MithrandirOlorin wrote: ↑Mon Jun 04, 2018 10:46 pm
But my subject today is how these laws are depicted in some stories. Because some writers seem to forget that the qualifiers on the second and third laws exist. For example, take the scene in The Forbidden Planet that KyleKallgrenBHH says demonstrates Asimov's three laws.
https://youtu.be/Za50E46Z87Y?t=361
For now I'll take Kyle at his word that that is the scene's intent. It bugs me that this near meltdown of Robbie happens, that meltdown would make sense if the three laws were treated as equal. But the qualifiers should guarantee that Robbie would simply not obey the command to kill and be fine.
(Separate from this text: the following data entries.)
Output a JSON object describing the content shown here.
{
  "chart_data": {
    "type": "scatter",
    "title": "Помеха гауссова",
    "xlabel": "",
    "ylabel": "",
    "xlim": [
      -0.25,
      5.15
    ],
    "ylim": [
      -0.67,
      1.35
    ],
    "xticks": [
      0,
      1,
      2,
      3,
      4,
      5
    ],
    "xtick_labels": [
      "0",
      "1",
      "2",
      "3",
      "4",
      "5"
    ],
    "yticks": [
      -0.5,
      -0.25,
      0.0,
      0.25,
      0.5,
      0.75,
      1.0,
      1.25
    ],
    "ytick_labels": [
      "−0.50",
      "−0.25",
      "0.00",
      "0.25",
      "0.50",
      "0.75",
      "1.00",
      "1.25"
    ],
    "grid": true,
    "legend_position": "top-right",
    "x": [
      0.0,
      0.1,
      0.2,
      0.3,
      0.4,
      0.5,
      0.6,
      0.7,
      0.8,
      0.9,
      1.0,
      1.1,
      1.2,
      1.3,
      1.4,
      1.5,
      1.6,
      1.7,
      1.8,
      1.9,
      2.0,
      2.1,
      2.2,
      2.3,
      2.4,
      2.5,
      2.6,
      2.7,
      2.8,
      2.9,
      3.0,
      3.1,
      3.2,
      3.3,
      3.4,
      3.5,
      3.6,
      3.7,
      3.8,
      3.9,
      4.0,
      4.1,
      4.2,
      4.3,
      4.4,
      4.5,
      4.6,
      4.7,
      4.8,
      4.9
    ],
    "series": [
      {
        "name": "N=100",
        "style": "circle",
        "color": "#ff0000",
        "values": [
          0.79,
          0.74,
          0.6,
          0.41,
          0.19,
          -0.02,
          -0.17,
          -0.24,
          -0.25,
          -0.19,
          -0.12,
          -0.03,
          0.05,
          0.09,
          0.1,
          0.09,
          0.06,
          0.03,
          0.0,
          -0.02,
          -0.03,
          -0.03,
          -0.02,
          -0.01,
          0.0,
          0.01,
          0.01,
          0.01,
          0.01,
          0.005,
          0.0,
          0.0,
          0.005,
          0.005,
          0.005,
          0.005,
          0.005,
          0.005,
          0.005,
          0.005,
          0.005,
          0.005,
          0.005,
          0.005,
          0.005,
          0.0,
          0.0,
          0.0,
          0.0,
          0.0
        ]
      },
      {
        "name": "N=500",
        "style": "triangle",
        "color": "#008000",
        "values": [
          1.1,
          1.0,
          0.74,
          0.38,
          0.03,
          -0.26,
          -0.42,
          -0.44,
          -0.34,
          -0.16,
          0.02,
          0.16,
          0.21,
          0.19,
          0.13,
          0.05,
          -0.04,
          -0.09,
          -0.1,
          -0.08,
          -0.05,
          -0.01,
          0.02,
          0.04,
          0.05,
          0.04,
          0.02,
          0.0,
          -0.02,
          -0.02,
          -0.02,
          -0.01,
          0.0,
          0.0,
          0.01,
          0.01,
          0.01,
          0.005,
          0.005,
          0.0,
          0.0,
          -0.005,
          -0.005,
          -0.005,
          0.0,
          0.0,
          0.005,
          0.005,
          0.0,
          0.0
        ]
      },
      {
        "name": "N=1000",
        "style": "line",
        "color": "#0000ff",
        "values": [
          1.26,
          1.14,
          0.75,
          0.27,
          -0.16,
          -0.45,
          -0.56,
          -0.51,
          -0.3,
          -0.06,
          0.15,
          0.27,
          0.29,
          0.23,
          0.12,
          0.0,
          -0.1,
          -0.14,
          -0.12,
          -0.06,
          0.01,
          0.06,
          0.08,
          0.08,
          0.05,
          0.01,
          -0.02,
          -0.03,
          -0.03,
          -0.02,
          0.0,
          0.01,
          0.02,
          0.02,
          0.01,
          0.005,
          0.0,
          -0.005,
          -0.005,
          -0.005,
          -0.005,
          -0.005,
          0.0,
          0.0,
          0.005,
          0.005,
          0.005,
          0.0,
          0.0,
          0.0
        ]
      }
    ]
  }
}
Well remember positrons are anti-electrons, a positronic brain is powered by little twists of antimatter blowing up inside all the time (well apparently Asimov thought of them more as electrons but newer and sexier but still). Asimov at times seems to have imagined the positronic brain more in the style of an analog computer than a digital one in many cases. So the pull between the different laws was sometimes actual different physical forces coming to bare in the robot brain, so the depiction in Forbidden Planet is not that off base (however, just as often robot behaviour/cognition is about precise, discrete rule following though so it varies). It was definitely a feature of Asimov's robots that three law conflicts might lead to melt down of the positronic brain, but the more sophisticated the robot the less likely that was to happen. Labourer number 57 bot accidentally almost stepping on a small child when told to walk over there might have its brain melt because of the conflict between the laws, whereas a robot like R. Daneel could probably pull off some complicated moral calculus about saving ten people by killing one without damage, but in principle R. Daneel could in theory be lead into a three laws conflict/paradox verbally by a master roboticist and caused to self destruct despite all his paradox resistance crumple zones and robots did get destroyed by this sort of conflict from time to time in Asimov's stories.
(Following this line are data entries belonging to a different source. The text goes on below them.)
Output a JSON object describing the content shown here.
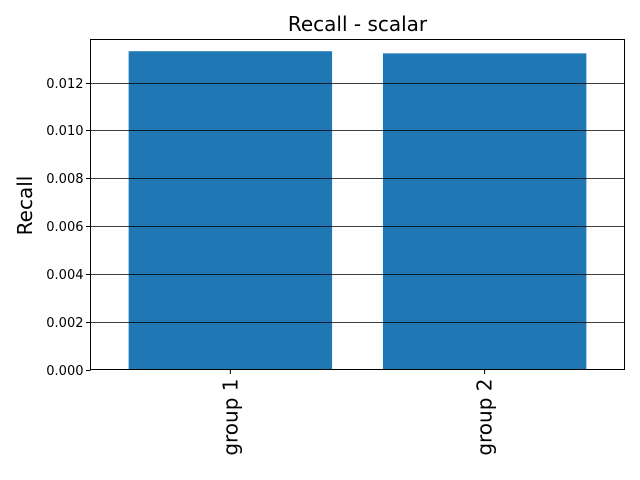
{
  "chart_data": {
    "type": "bar",
    "title": "Recall - scalar",
    "xlabel": "",
    "ylabel": "Recall",
    "categories": [
      "group 1",
      "group 2"
    ],
    "values": [
      0.01331,
      0.01322
    ],
    "ylim": [
      0,
      0.0138
    ],
    "yticks": [
      0.0,
      0.002,
      0.004,
      0.006,
      0.008,
      0.01,
      0.012
    ],
    "ytick_labels": [
      "0.000",
      "0.002",
      "0.004",
      "0.006",
      "0.008",
      "0.010",
      "0.012"
    ],
    "grid": "y-major",
    "colors": {
      "bar": "#1f77b4",
      "grid": "#000000",
      "axes": "#000000"
    }
  }
}
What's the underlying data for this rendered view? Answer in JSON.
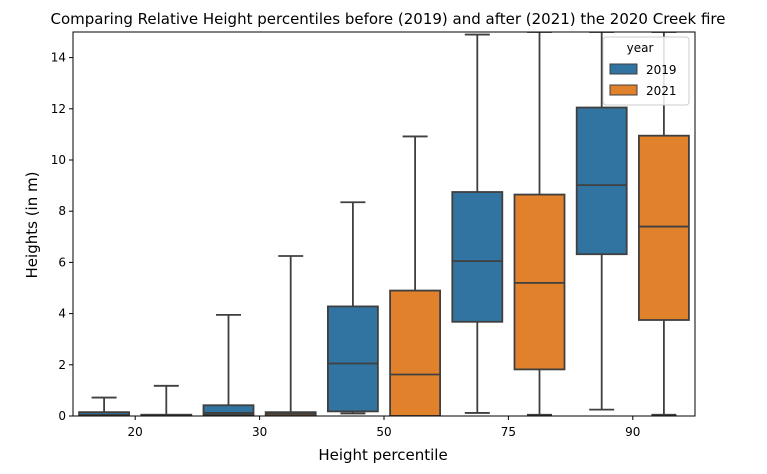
{
  "chart_data": {
    "type": "box",
    "title": "Comparing Relative Height percentiles before (2019) and after (2021) the 2020 Creek fire",
    "xlabel": "Height percentile",
    "ylabel": "Heights (in m)",
    "categories": [
      "20",
      "30",
      "50",
      "75",
      "90"
    ],
    "ylim": [
      0,
      15
    ],
    "yticks": [
      "0",
      "2",
      "4",
      "6",
      "8",
      "10",
      "12",
      "14"
    ],
    "legend": {
      "title": "year",
      "position": "top-right",
      "entries": [
        "2019",
        "2021"
      ]
    },
    "series": [
      {
        "name": "2019",
        "color": "#3274a1",
        "boxes": [
          {
            "whisker_low": 0.0,
            "q1": 0.0,
            "median": 0.05,
            "q3": 0.15,
            "whisker_high": 0.72
          },
          {
            "whisker_low": 0.0,
            "q1": 0.05,
            "median": 0.12,
            "q3": 0.42,
            "whisker_high": 3.95
          },
          {
            "whisker_low": 0.1,
            "q1": 0.18,
            "median": 2.05,
            "q3": 4.28,
            "whisker_high": 8.35
          },
          {
            "whisker_low": 0.12,
            "q1": 3.68,
            "median": 6.05,
            "q3": 8.75,
            "whisker_high": 14.9
          },
          {
            "whisker_low": 0.25,
            "q1": 6.32,
            "median": 9.02,
            "q3": 12.05,
            "whisker_high": 15.0
          }
        ]
      },
      {
        "name": "2021",
        "color": "#e1812c",
        "boxes": [
          {
            "whisker_low": 0.0,
            "q1": 0.0,
            "median": 0.03,
            "q3": 0.05,
            "whisker_high": 1.18
          },
          {
            "whisker_low": 0.0,
            "q1": 0.0,
            "median": 0.08,
            "q3": 0.15,
            "whisker_high": 6.25
          },
          {
            "whisker_low": 0.0,
            "q1": 0.0,
            "median": 1.62,
            "q3": 4.9,
            "whisker_high": 10.92
          },
          {
            "whisker_low": 0.05,
            "q1": 1.82,
            "median": 5.2,
            "q3": 8.65,
            "whisker_high": 15.0
          },
          {
            "whisker_low": 0.05,
            "q1": 3.75,
            "median": 7.4,
            "q3": 10.95,
            "whisker_high": 15.0
          }
        ]
      }
    ]
  }
}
Note if you switched the second and third law you could easily end up with a robot that would refuse to do any work lest it damage or risk its own safety in any way.
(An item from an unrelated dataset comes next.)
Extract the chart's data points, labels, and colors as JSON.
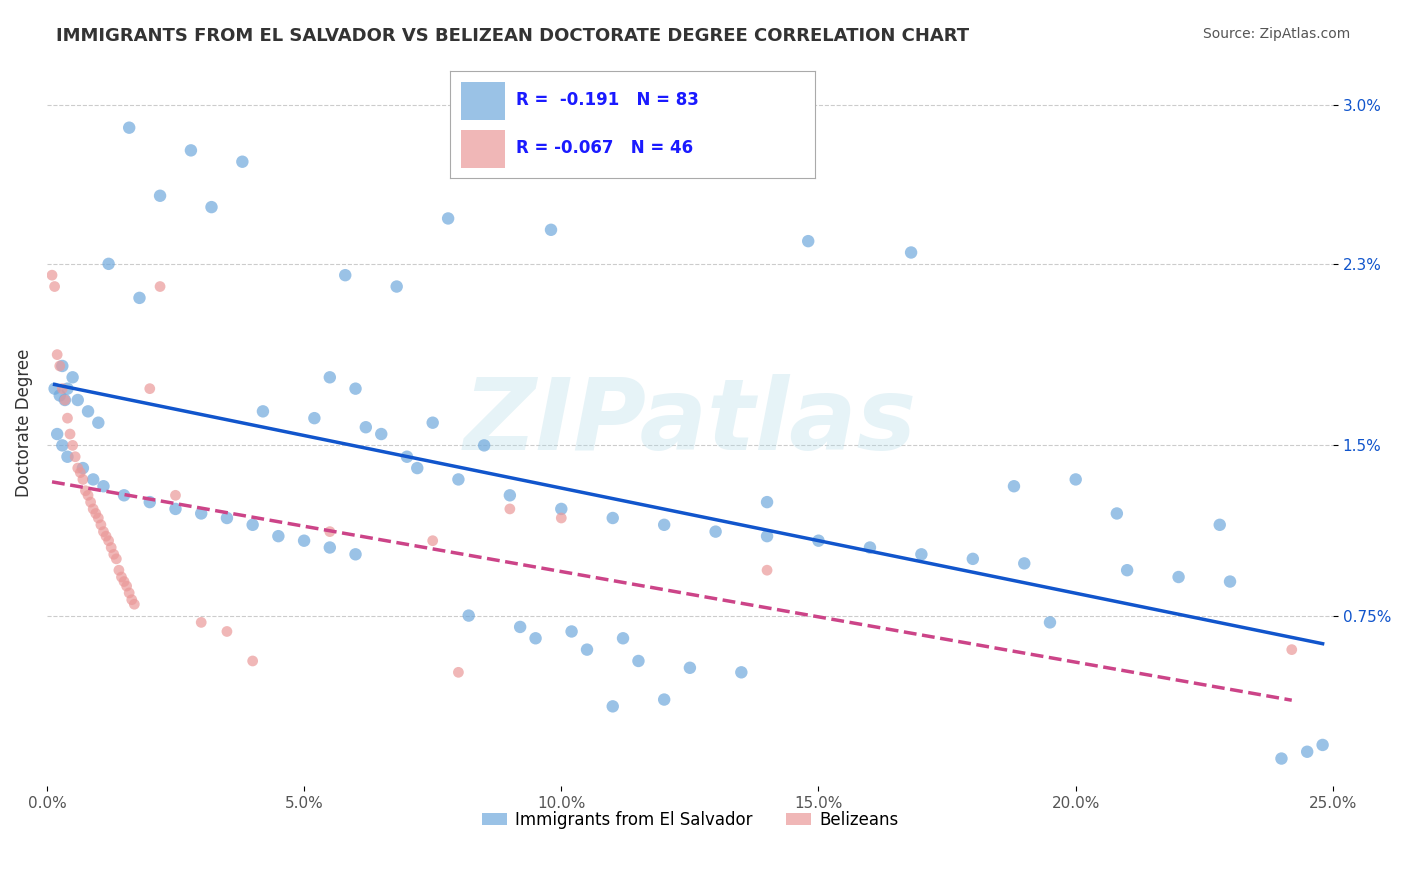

Asimov's robots tended to be humanoid more than they needed to be (like I think one of the I, Robot stories involved a robot that mostly helped doing calculations, but for some reason was a humanoid and so on), but I think even some positronic robots were explicitly not at all humanoid and even just disembodied postitronic brains for example.
It has been a long time since I read these books, but my thought is that Asimov's inquisitive scientists/ detective character on an investigation while a little formulaic (as I recall there are like five different characters that share a lot in common personality wise with Bailey in Asimov's ouevre) is I think Asimov's more engagingly written character type. They get to be clever, observant, solve a few puzzles, make some social commentary and otherwise add some colour to the setting and are nicely emblematic of Asimov's apparent ideal of curiosity, independence and rational thinking.